Pode visualizar todo o jogo em: goo.gl/0D6s1Z
Postura errada e pressão consentida alguns dos problemas dos All Blacks
Uma partida marcada pela entrada dos homens de negro em campo algo adormecidos e a deixar os irlandeses dominar a partida por mérito próprio. Nas formações ordenadas ambas as equipas ganharam as próprias introduções, mas nos alinhamentos a história foi diferente, sendo que a Irlanda conquistou 3 dos 15 alinhamentos adversários e perdeu 2 dos 12 alinhamentos com introdução própria. Não sabemos qual é a chave para derrotar os All Blacks, mas parece que uma defesa pressionante sem dar espaço ao ataque, a manutenção da posse de bola, a posse territorial e uma boa e inteligente utilização do jogo ao pé, em conjunto com bons mauls dinâmicos, parecem ser alguns dos ingredientes para o sucesso diante daquela que é a selecção bicampeã do mundo e a número um do ranking mundial.
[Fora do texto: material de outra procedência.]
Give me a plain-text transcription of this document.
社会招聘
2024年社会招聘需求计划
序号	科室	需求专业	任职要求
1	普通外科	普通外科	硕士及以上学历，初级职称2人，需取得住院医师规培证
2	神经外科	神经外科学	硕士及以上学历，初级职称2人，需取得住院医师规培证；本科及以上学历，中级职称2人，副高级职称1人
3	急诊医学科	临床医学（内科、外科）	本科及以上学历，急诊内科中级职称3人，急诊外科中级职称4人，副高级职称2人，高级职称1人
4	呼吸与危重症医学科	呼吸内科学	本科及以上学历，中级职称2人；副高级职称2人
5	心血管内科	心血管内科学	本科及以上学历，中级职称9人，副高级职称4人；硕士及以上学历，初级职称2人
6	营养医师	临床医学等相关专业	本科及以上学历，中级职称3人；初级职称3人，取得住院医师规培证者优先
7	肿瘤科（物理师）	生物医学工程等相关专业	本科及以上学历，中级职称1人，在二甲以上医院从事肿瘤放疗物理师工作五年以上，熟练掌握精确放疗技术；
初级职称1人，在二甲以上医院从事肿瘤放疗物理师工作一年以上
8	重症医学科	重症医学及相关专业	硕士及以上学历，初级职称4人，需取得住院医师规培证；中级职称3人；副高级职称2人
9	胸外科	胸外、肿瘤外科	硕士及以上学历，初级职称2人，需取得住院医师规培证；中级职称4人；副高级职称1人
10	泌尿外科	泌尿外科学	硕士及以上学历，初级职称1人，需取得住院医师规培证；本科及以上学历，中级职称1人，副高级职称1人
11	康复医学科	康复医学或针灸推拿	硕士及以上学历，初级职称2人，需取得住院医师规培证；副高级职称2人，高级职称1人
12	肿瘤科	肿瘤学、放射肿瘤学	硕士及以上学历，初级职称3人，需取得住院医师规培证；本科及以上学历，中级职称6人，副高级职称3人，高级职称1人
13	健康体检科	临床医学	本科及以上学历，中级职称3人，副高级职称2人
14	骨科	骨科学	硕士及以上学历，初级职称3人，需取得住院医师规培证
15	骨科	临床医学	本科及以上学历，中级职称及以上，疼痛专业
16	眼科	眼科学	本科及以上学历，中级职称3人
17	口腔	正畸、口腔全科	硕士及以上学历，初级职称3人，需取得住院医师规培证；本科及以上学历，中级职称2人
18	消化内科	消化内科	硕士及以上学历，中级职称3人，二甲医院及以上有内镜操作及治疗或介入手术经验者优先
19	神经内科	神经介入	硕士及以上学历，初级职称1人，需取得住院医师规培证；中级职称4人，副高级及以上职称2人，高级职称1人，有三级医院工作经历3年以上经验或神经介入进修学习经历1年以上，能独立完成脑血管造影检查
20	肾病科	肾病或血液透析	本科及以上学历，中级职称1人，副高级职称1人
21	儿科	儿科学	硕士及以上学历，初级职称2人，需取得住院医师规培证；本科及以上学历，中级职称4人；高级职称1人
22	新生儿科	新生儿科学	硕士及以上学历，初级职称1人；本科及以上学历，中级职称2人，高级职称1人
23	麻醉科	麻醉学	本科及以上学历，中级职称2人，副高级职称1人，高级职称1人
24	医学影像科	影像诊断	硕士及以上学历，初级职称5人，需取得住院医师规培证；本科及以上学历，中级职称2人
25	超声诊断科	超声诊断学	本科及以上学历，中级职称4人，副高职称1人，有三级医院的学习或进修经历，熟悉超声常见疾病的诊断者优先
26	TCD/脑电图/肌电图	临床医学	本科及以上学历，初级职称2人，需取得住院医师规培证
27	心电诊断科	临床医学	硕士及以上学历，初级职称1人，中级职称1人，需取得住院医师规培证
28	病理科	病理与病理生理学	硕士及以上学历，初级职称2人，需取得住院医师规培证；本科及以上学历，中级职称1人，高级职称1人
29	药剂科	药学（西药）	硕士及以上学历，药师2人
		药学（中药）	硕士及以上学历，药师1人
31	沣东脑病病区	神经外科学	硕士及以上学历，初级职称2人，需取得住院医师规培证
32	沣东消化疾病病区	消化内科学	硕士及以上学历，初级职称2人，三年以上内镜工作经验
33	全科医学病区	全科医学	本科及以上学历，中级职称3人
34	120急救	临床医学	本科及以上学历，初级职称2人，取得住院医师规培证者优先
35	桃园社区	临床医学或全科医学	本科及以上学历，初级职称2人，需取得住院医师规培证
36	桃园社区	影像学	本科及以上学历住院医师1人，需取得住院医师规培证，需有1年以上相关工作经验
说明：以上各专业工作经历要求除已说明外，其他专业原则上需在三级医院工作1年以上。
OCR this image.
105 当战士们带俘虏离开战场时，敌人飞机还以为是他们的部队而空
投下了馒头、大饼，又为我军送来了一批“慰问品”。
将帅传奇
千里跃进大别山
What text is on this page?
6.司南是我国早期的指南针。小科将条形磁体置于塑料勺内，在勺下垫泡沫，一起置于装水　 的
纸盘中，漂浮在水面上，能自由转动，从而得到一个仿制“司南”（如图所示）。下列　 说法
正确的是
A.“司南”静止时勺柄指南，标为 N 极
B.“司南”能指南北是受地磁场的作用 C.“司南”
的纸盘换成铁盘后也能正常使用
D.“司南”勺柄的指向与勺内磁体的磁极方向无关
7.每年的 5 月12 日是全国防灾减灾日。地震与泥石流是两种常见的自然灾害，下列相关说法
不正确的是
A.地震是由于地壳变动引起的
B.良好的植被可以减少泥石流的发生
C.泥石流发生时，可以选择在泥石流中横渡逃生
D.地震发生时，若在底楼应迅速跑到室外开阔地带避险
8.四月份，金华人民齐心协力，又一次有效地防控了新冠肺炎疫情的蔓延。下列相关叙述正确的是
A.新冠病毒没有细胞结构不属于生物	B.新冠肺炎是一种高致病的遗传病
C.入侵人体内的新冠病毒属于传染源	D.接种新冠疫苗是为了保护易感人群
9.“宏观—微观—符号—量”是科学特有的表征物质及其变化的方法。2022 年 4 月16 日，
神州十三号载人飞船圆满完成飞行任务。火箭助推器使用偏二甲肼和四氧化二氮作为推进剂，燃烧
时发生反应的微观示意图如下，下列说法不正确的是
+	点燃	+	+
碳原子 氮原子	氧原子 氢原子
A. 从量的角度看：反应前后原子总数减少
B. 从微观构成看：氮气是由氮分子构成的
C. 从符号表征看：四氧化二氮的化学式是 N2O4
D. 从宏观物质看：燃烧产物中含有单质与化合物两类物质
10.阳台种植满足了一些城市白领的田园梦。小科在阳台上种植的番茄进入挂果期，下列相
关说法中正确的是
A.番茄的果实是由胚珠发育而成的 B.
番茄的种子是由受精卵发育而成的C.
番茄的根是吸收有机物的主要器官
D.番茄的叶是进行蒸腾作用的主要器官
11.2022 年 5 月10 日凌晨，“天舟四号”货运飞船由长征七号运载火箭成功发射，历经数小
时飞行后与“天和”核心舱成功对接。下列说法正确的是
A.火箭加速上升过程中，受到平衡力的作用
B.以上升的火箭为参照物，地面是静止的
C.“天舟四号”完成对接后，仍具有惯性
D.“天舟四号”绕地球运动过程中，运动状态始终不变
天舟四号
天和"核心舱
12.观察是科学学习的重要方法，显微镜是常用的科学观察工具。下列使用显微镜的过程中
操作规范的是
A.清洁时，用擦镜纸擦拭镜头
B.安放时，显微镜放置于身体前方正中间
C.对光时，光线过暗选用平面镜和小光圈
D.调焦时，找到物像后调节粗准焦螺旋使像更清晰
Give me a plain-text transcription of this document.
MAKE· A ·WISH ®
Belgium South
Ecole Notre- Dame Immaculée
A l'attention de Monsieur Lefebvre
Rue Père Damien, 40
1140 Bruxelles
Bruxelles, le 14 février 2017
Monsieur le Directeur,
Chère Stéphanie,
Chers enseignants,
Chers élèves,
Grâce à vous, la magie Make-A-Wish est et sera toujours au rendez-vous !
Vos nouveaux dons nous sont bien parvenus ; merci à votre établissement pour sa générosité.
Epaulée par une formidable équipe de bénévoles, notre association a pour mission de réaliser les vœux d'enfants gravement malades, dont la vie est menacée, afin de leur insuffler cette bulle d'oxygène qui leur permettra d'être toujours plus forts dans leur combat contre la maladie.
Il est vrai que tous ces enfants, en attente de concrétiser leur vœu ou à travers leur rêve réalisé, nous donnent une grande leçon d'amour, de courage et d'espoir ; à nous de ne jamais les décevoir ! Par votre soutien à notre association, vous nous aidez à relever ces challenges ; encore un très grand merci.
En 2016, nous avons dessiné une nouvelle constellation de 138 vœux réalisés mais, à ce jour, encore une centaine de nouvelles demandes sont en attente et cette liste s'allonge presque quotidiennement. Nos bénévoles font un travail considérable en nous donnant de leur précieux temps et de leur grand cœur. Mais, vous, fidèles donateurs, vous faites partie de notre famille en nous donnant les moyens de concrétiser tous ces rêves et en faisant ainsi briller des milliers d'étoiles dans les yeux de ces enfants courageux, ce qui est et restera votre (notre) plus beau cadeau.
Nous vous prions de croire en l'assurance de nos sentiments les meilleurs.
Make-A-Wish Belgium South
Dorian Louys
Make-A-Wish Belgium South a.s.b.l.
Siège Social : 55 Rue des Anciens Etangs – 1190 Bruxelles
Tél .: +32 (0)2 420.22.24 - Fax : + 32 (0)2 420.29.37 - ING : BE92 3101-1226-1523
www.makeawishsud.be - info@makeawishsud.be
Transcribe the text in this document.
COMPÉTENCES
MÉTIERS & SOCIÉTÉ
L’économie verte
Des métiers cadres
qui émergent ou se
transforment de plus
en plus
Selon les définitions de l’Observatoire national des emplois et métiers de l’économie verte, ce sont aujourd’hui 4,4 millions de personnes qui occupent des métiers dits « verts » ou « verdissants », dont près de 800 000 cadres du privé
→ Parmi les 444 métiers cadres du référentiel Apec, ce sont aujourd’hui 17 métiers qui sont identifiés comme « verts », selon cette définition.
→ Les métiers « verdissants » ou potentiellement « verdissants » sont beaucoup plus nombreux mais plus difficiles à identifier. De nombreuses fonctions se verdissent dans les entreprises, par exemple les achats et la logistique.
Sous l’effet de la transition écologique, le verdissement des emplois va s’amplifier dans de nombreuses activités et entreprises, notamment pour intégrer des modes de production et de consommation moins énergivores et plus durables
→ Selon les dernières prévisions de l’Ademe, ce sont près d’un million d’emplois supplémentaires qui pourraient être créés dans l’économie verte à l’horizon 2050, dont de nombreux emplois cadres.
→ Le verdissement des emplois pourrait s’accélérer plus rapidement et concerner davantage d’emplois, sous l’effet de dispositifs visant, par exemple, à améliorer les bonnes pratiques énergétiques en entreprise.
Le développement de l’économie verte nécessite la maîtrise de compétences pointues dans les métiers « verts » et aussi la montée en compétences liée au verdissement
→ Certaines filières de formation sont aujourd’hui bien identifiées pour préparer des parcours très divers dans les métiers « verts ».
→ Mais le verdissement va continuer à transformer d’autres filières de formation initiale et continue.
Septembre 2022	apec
A Nova Zelândia vai ter oportunidade de seguir para novo jogo frente à Irlanda, desta vez em Dublin no Aviva Stadium. O que se espera dos All Blacks? Melhores mecanismos de defesa (“agressividade” não significa jogar fora das leis), entrar no jogo com a intensidade correcta (a Nova Zelândia acusou alguma lentidão e falta de qualidade na execução de movimentações durante os primeiros 40 minutos) e assumir o favoritismo desde o 1º minuto (os All Blacks permitiram que a Irlanda tivesse direito a mais bola que o suposto). Do outro lado estará uma equipa muito motivada, carregada de confiança e que procura dar seguimento ao excelente jogo das últimas semanas… conseguirá a Irlanda fazer História, mais uma vez? Notem bem o trabalho em redor do ruck, a forma como os centros atacaram o canal de dentro de Beauden Barrett ou a intensidade dada a cada momento de rotura defensiva adversária. Será um encontro de grande interesse e de qualidade.